Une décision rendue le 16 février par la Cour européenne des droits de l’homme devrait rappeler à la France l’obligation qu’ont les États, en vertu du droit humanitaire international, d’enquêter sur les allégations sérieuses de crimes de guerre commis par leurs forces.
La décision de la Cour concerne un incident survenu en 2009 au cours duquel des troupes allemandes, présentes à Kunduz, en Afghanistan, dans le cadre de la Force internationale d’assistance à la sécurité (FIAS) de l’OTAN, ont demandé une frappe aérienne sur deux camions-citernes que des combattants talibans présumés avaient capturés. Des habitants de la région, dont de nombreux enfants, s’étaient rassemblés pour siphonner le carburant des camions-citernes.
Aux petites heures du matin, la FIAS a bombardé les camions-citernes à l’aide d’avions F-15 américains. Alors que la FIAS a d’abord contesté les informations selon lesquelles des civils figuraient parmi les victimes, le commandant régional a envoyé une équipe de la police militaire allemande pour enquêter. Malgré plusieurs demandes de l’ONU, la FIAS n’a pas publié la version non classifiée de son rapport ni ses séquences vidéo.
Finalement, plusieurs responsables allemands ont démissionné lorsqu’il est apparu qu’ils avaient dissimulé des informations indiquant que des civils avaient été tués et blessés. Selon l’ONU, l’explosion a tué au moins 74 civils, dont de nombreux enfants.
Dans les jours et les semaines qui ont suivi la frappe, les autorités militaires, judiciaires et parlementaires allemandes ont ouvert des enquêtes pour déterminer si le commandant sur place avait fait preuve de suffisamment de prudence avant d’ordonner la frappe et s’il avait respecté les règles d’engagement applicables. Pourtant, aucune de ces enquêtes n’a débouché sur une responsabilité pénale – seules les fuites d’informations ont entraîné des démissions.
La réponse de la France à la frappe aérienne du 3 janvier au Mali a été beaucoup plus problématique, les responsables affirmant que toute allégation de frappe illégale était une rumeur.

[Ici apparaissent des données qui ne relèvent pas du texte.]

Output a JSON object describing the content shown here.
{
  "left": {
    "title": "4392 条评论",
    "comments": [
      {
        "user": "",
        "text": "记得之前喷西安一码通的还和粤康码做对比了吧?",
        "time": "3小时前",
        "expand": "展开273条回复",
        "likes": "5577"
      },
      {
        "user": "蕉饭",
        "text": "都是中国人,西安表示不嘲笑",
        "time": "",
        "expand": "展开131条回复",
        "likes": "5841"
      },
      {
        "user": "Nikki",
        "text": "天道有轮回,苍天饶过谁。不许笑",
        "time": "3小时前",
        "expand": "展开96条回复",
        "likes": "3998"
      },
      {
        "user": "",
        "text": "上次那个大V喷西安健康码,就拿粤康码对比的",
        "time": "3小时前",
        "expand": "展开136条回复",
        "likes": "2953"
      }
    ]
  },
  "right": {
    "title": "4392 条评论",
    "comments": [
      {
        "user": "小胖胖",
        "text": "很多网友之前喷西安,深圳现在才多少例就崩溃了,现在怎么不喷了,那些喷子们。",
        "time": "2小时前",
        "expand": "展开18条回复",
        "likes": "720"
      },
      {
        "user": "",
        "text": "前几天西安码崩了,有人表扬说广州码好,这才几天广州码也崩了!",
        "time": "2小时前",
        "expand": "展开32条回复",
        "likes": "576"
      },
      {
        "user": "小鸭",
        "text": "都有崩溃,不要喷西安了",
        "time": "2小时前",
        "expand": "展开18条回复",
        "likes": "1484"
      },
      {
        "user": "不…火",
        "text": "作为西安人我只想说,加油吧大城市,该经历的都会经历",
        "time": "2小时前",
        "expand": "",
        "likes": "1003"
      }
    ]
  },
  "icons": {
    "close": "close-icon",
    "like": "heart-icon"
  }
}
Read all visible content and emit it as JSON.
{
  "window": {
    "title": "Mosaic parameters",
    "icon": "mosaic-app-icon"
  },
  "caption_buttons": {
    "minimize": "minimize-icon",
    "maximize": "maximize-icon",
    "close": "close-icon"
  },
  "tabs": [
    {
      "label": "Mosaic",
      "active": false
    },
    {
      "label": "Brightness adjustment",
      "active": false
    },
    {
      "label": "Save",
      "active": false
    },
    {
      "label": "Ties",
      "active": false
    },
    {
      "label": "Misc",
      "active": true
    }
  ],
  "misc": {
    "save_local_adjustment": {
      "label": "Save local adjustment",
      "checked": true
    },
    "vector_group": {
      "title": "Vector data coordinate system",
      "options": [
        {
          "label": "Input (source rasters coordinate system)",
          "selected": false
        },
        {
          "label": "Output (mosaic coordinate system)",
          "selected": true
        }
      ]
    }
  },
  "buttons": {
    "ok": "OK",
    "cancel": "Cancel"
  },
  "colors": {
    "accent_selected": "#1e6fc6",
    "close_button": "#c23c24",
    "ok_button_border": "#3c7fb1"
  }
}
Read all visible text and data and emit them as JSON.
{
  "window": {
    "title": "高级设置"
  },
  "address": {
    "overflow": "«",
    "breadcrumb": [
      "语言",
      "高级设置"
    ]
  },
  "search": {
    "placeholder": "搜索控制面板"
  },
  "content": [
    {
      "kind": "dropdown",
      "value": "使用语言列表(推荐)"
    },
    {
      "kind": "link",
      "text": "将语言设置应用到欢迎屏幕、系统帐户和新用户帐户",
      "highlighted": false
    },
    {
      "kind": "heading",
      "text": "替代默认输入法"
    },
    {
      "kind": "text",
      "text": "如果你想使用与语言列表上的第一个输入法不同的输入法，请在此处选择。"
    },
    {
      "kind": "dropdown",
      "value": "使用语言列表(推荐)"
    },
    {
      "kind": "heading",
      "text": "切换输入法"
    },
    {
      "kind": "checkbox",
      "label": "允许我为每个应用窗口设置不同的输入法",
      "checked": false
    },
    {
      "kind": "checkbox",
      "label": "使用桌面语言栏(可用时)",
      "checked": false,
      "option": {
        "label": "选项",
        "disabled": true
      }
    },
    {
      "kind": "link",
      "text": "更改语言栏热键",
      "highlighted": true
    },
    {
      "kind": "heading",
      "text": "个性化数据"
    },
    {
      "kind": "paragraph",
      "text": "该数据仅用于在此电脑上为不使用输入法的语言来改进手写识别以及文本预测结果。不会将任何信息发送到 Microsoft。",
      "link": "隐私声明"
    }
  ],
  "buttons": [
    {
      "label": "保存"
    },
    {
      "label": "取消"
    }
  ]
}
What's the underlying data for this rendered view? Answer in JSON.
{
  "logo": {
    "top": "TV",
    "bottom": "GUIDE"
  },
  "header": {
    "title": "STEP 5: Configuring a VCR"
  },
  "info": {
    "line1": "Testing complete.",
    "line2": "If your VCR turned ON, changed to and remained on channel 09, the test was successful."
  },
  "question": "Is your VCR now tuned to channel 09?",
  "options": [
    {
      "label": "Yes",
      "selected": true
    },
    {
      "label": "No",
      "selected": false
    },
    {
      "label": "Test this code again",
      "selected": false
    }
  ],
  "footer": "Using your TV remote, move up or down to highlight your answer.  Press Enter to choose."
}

La France prétend que toutes les personnes tuées étaient des combattants islamistes armés. À la connaissance de Human Rights Watch, ni le ministère français de la Défense ni son procureur général n’ont ouvert d’enquête sur les circonstances entourant la frappe de Bounti.
Malgré la pression exercée par certains parlementaires français, le Sénat et l’Assemblée nationale n’ont pas encore exigé l’examen des images classifiées prises par un drone peu avant l’attaque.
La France devrait reconnaître le principe bien établi du droit humanitaire international, réaffirmé par la Cour européenne des droits de l’homme, selon lequel les États sont tenus d’enquêter sur les crimes de guerre présumés commis par leurs forces.